Where numpy with mkl optimizations seems to be quite fast for small matrix multiplications, it is quite slow for higher dimensional tensor contractions. For example, using functions such as einsum is much slower than looping through two-dimensional sub matrices of the high dimensional complex tensor:
complexarray = np.random.rand(2867, 100, 40) + 1j*np.random.rand(2867, 100, 40)
complexarray_cc = complexarray.conj()
%timeit np.einsum('ijk, ijm -> jkm', complexarray_cc, complexarray)
1 loop, best of 3: 2.45 s per loop
%%timeit
tmp_product = np.zeros((100,40,40), dtype=complex)
for l in range(100):
tmp_product[l,:,:] = np.dot((complexarray_cc[:,l,:].T), complexarray[:,l,:])

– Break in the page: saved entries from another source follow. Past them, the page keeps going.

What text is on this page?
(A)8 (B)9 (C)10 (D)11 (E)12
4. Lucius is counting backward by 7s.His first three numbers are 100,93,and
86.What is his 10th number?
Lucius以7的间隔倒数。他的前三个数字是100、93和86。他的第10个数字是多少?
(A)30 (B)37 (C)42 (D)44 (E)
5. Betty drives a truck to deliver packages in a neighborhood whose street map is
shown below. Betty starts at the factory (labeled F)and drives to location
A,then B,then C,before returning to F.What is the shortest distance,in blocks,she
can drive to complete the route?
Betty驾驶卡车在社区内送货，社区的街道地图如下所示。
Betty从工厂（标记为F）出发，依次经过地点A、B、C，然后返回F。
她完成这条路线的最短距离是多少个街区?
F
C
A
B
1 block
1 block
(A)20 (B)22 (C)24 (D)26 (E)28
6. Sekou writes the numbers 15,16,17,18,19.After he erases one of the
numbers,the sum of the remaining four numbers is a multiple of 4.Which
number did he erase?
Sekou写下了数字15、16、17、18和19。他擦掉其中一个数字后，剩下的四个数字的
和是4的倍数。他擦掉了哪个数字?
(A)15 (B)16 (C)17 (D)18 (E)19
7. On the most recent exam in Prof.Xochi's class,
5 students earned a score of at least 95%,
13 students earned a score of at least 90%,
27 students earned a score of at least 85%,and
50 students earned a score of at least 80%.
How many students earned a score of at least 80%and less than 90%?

10 loops, best of 3: 120 ms per loop
Looking at
How to get faster code than numpy.dot for matrix multiplication?
and
Why is B = numpy.dot(A,x) so much slower looping through doing B[i,:,:] = numpy.dot(A[i,:,:],x) )?
which describes a similar problem, it seems that the arrays are just too large to fit into memory and therefore some slow matrix multiplication routines are used. Could this be the case here?

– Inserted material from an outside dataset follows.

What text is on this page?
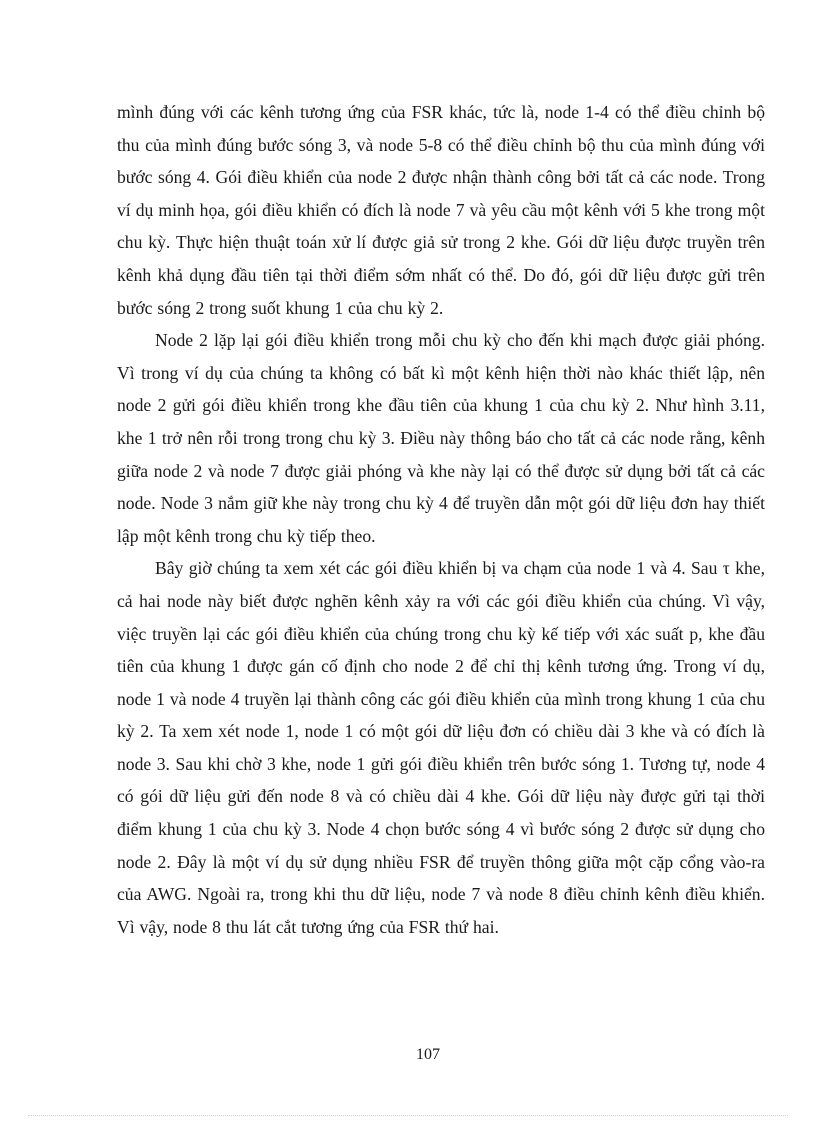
mình đúng với các kênh tương ứng của FSR khác, tức là, node 1-4 có thể điều chỉnh bộ thu của mình đúng bước sóng 3, và node 5-8 có thể điều chỉnh bộ thu của mình đúng với bước sóng 4. Gói điều khiển của node 2 được nhận thành công bởi tất cả các node. Trong ví dụ minh họa, gói điều khiển có đích là node 7 và yêu cầu một kênh với 5 khe trong một chu kỳ. Thực hiện thuật toán xử lí được giả sử trong 2 khe. Gói dữ liệu được truyền trên kênh khả dụng đầu tiên tại thời điểm sớm nhất có thể. Do đó, gói dữ liệu được gửi trên bước sóng 2 trong suốt khung 1 của chu kỳ 2.

Node 2 lặp lại gói điều khiển trong mỗi chu kỳ cho đến khi mạch được giải phóng. Vì trong ví dụ của chúng ta không có bất kì một kênh hiện thời nào khác thiết lập, nên node 2 gửi gói điều khiển trong khe đầu tiên của khung 1 của chu kỳ 2. Như hình 3.11, khe 1 trở nên rỗi trong trong chu kỳ 3. Điều này thông báo cho tất cả các node rằng, kênh giữa node 2 và node 7 được giải phóng và khe này lại có thể được sử dụng bởi tất cả các node. Node 3 nắm giữ khe này trong chu kỳ 4 để truyền dẫn một gói dữ liệu đơn hay thiết lập một kênh trong chu kỳ tiếp theo.

Bây giờ chúng ta xem xét các gói điều khiển bị va chạm của node 1 và 4. Sau τ khe, cả hai node này biết được nghẽn kênh xảy ra với các gói điều khiển của chúng. Vì vậy, việc truyền lại các gói điều khiển của chúng trong chu kỳ kế tiếp với xác suất p, khe đầu tiên của khung 1 được gán cố định cho node 2 để chỉ thị kênh tương ứng. Trong ví dụ, node 1 và node 4 truyền lại thành công các gói điều khiển của mình trong khung 1 của chu kỳ 2. Ta xem xét node 1, node 1 có một gói dữ liệu đơn có chiều dài 3 khe và có đích là node 3. Sau khi chờ 3 khe, node 1 gửi gói điều khiển trên bước sóng 1. Tương tự, node 4 có gói dữ liệu gửi đến node 8 và có chiều dài 4 khe. Gói dữ liệu này được gửi tại thời điểm khung 1 của chu kỳ 3. Node 4 chọn bước sóng 4 vì bước sóng 2 được sử dụng cho node 2. Đây là một ví dụ sử dụng nhiều FSR để truyền thông giữa một cặp cổng vào-ra của AWG. Ngoài ra, trong khi thu dữ liệu, node 7 và node 8 điều chỉnh kênh điều khiển. Vì vậy, node 8 thu lát cắt tương ứng của FSR thứ hai.

107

Naively, my approach was to just replace any for loop in my code by vectorized numpy/array operations. It seems this is not arbitrarily scalable as the arrays become larger.
Is there no other option to increase the operation of np.dot and similar operations? Or rephrased: Up to which point is it recommended to just loop over your smaller subarrays compared to using numpy functions on very large arrays?